Professora Andreia – Curso Alfa Andreia: Eu fiz Esp 2, não me adaptei com o método; aí não, não quis fazer mais; fiz o Esp 7 depo::is por causa do ((nome do marido)), que já trabalhava lá; e aí fiz o Esp 7 porque, pra trabalhar lá, obrigatoriamente, no Alfa é uma coisa muito fechada, TEM que fazer o curso de lá; aí fiz o Esp 7, o Esp 2 e o curso pra professores. Depo::is, agora eu passo por processo seletivo nas outras unidades que seria uma:: entrevista falando na língua espanhola. Falando em espanhol.

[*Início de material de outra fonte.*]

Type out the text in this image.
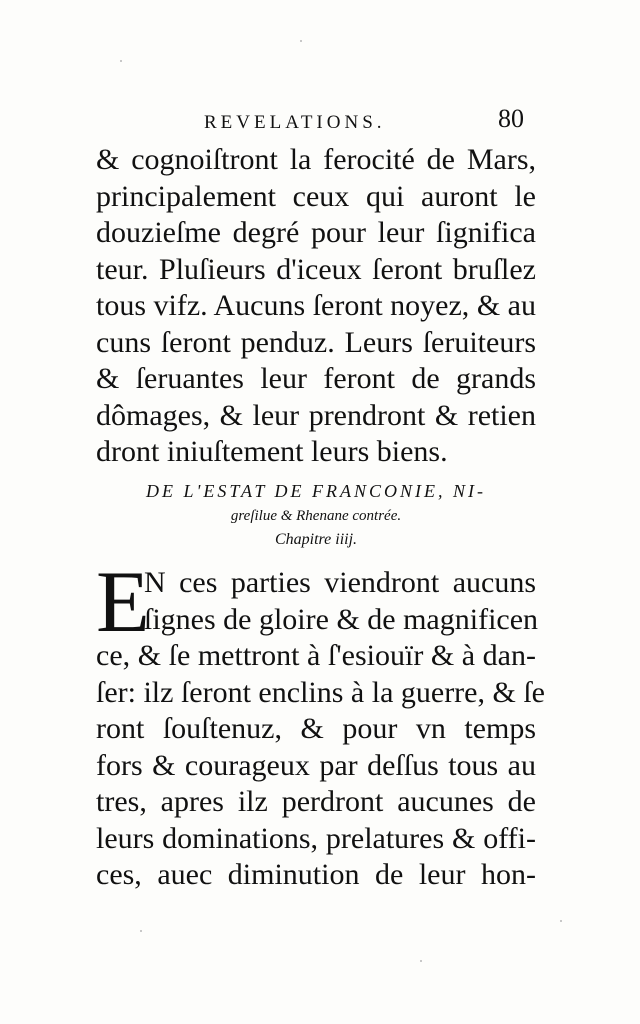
REVELATIONS.	80
& cognoiſtront la ferocité de Mars,
principalement ceux qui auront le
douzieſme degré pour leur ſignifica
teur. Pluſieurs d'iceux ſeront bruſlez
tous vifz. Aucuns ſeront noyez, & au
cuns ſeront penduz. Leurs ſeruiteurs
& ſeruantes leur feront de grands
dômages, & leur prendront & retien
dront iniuſtement leurs biens.
DE L'ESTAT DE FRANCONIE, NI-
greſilue & Rhenane contrée.
Chapitre iiij.
E
N ces parties viendront aucuns
ſignes de gloire & de magnificen
ce, & ſe mettront à ſ'esiouïr & à dan-
ſer: ilz ſeront enclins à la guerre, & ſe
ront ſouſtenuz, & pour vn temps
fors & courageux par deſſus tous au
tres, apres ilz perdront aucunes de
leurs dominations, prelatures & offi-
ces, auec diminution de leur hon-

Diz a professora que “pra trabalhar lá, obrigatoriamente, no Alfa é uma coisa muito fechada, TEM que fazer o curso de lá”. Ao qualificar o Alfa como “uma coisa muito fechada”, indica-se que ele não aceita elementos ou pessoas de fora, e que apenas estão aptos a exercer a docência em suas unidades aqueles que passaram previamente pelas suas salas de aula. A voz da hierarquia se vê na fala da professora nesse enfático “TEM que fazer o curso de lá” com o sentido de necessidade. Manifesta-se na fala de Andreia uma determinada visão do curso Alfa como uma instituição que busca autovalorizar-se e que utiliza seus próprios cursos, tanto o regular quanto o destinado aos futuros professores, como um elemento publicitário: o curso é tão bom que forma seus próprios professores e não aceita docentes de outras proveniências.

O diploma de graduação não altera inteiramente essa circunstância:

Professora Andreia – Curso Alfa P: Hum, entendi. Mas eles não exigem, como você disse, a graduação de espanhol... Andreia: Não exige a graduação. E professores graduados são obrigados a fazer dois semestres de cursos para professores; que é um curso onde eles ensinam/ é/ que eles ensinam a dida::tica da metodologia, como usar, essas coisas todas.

A movimentação discursiva que se segue a esse fragmento encaminha o diálogo no sentido da consideração do curso para professores oferecido pelo Alfa como um treinamento:

Professora Andreia – Curso Alfa P: Entendi. Então, é +++ Além/ e você pode dizer que esse curso foi um treinamento? Andreia: É um treinamento . É como usar o equipamen::to e essas coisas toda, voltar ::, adiantar ::, repetir a imagem. É um treinamento.

O curso é, então, descrito como um lugar de aprendizagem acerca da manipulação dos muitos aparelhos utilizados no Alfa durante as aulas (“É como usar o equipamen::to e essas coisas toda, voltar::, adiantar::, repetir a imagem”). A professora é assertiva e afirma duas vezes que “é um treinamento”.

Em uma passagem um pouco mais adiante na entrevista, a Andreia diz:

Professora Andreia – Curso Alfa P: Alguma/algum tipo de instrução: no seu trabalho você precisa chegar tal hora... Andreia: Ah, sim! Essas coisas a gente recebe no curso P: Hum hum Andreia: Chegar dez minutos antes da aula começar pra ligar todo o equipamento pra quando o aluno chegar já ta tudo ligado; o ar condicionado ligado também, porque essa coisa do ar é muito importante pra eles, eles dizem que tem que tá um ambiente limpo, arrumado, essas coisas todas. P: Hum hum. Andreia: Verificar se a sala se foi limpa.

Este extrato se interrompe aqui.